When it comes to the summer months in the housing industry, there are generally two schools of thought: Sales can increase because families want to move before the start of a new school year. Or sales can lag because people take vacations or want to avoid moving during the hottest months.

Brian Gordon, principal at local research firm Applied Analysis, said the leveling off of home prices this summer shouldn’t set off any alarms.

“During the last several years, prices have been escalating at a pretty respectable pace at a year-over-year basis, but seasonally during the summer months, they tended to flatten out a bit,” he said.

During the summer months, Southern Nevada’s median home prices hovered around $200,000 in 2014, $220,000 in 2015, $235,000 in 2016 and $260,000 last year.

Gordon doesn’t expect home prices to nosedive anytime soon, even if they do meet or exceed the pre-recession peak. Unlike the boom days, there’s less speculation in the housing market, he said, and lenders are requiring buyers to have “more skin in the game.”

Even so, real-estate agents acknowledge the seller’s market can be a frustrating experience for first-time homebuyers or those with a more modest budget.

Kasama said some homebuyers were writing “six, eight, 10, 12 offers” and still not landing a house because of the stiff competition. After making multiple offers, some would-be buyers decided to hold off and rent until the market stabilizes, she said.

“It’s completely demoralizing,” she said. “They just give up.”

The situation benefits the rental market, hence the new apartment complexes sprouting across the valley. The apartment vacancy rate has been gradually declining since 2011, despite a few fluctuations more recently. At the end of the second quarter this year, the vacancy rate in the Las Vegas market was 7.2 percent, according to the Lied Institute for Real Estate Studies at UNLV.

Meanwhile, the Lied Institute report shows that apartment rental rates have increased and now average $1,003. The pre-recession peak was $876 in 2008.

Local economist John Restrepo anticipates housing prices will stabilize over the next year, but he said that doesn’t mean residential properties will become “magically more affordable” to buyers.

Interest rates have been creeping upward — now roughly 4.6 percent for a 30-year, fixed-rate mortgage — meaning house payments will be more expensive. Despite an overall healthy economy and low unemployment rate, the escalating home prices and increased interest rates have proven to be too much for some buyers, Restrepo said.

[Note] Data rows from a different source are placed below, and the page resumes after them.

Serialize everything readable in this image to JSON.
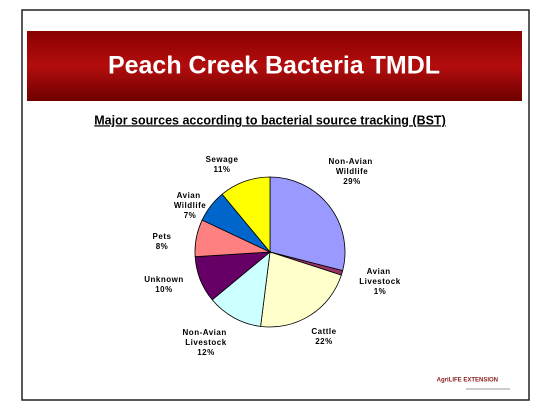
{
  "title": "Peach Creek Bacteria TMDL",
  "logo": "AgriLIFE EXTENSION",
  "chart_data": {
    "type": "pie",
    "title": "Major sources according to bacterial source tracking (BST)",
    "categories": [
      "Non-Avian Wildlife",
      "Avian Livestock",
      "Cattle",
      "Non-Avian Livestock",
      "Unknown",
      "Pets",
      "Avian Wildlife",
      "Sewage"
    ],
    "values": [
      29,
      1,
      22,
      12,
      10,
      8,
      7,
      11
    ],
    "value_labels": [
      "29%",
      "1%",
      "22%",
      "12%",
      "10%",
      "8%",
      "7%",
      "11%"
    ],
    "colors": [
      "#9999ff",
      "#993366",
      "#ffffcc",
      "#ccffff",
      "#660066",
      "#ff8080",
      "#0066cc",
      "#ffff00"
    ]
  }
}
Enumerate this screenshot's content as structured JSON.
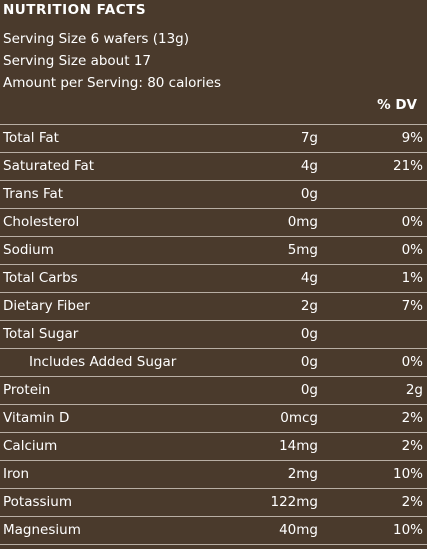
{
  "header": {
    "title": "NUTRITION FACTS",
    "lines": [
      "Serving Size 6 wafers (13g)",
      "Serving Size about 17",
      "Amount per Serving: 80 calories"
    ],
    "dv_heading": "% DV"
  },
  "table": {
    "rows": [
      {
        "name": "Total Fat",
        "amount": "7g",
        "dv": "9%"
      },
      {
        "name": "Saturated Fat",
        "amount": "4g",
        "dv": "21%"
      },
      {
        "name": "Trans Fat",
        "amount": "0g"
      },
      {
        "name": "Cholesterol",
        "amount": "0mg",
        "dv": "0%"
      },
      {
        "name": "Sodium",
        "amount": "5mg",
        "dv": "0%"
      },
      {
        "name": "Total Carbs",
        "amount": "4g",
        "dv": "1%"
      },
      {
        "name": "Dietary Fiber",
        "amount": "2g",
        "dv": "7%"
      },
      {
        "name": "Total Sugar",
        "amount": "0g"
      },
      {
        "name": "Includes Added Sugar",
        "amount": "0g",
        "dv": "0%"
      },
      {
        "name": "Protein",
        "amount": "0g",
        "dv": "2g"
      },
      {
        "name": "Vitamin D",
        "amount": "0mcg",
        "dv": "2%"
      },
      {
        "name": "Calcium",
        "amount": "14mg",
        "dv": "2%"
      },
      {
        "name": "Iron",
        "amount": "2mg",
        "dv": "10%"
      },
      {
        "name": "Potassium",
        "amount": "122mg",
        "dv": "2%"
      },
      {
        "name": "Magnesium",
        "amount": "40mg",
        "dv": "10%"
      }
    ]
  }
}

“There are more and more people talking about an affordability issue in Southern Nevada as it relates to homebuying,” he said.

A key indicator to watch, he said, is the Housing Opportunity Index released by the National Association of Home Builders and Wells Fargo. The index takes into account median family income and housing costs to measure affordability.

The Housing Opportunity Index for the Las Vegas area, based on a four-quarter moving average, fell to 56.4 percent during the second quarter this year.

“If it gets below 50 percent, you start getting worried because then less than 50 percent of families earning median income cannot afford (a house),” Restrepo said.

But the flattening median price this summer shouldn’t cause too much concern, Restrepo said. Barring any catastrophic events, Restrepo said he doesn’t foresee dramatic changes to the region’s housing market.

Potential homebuyers, he said, should pay attention to market trends and avoid making emotional decisions.

“Don’t put pressure on yourself that you have to buy,” he said. “Every time that happens, people have a tendency to overpay.”

Disclosure: John Restrepo co-publishes the Stat Pack, a client of the communications consulting firm owned by The Nevada Independent’s managing editor, Elizabeth Thompson.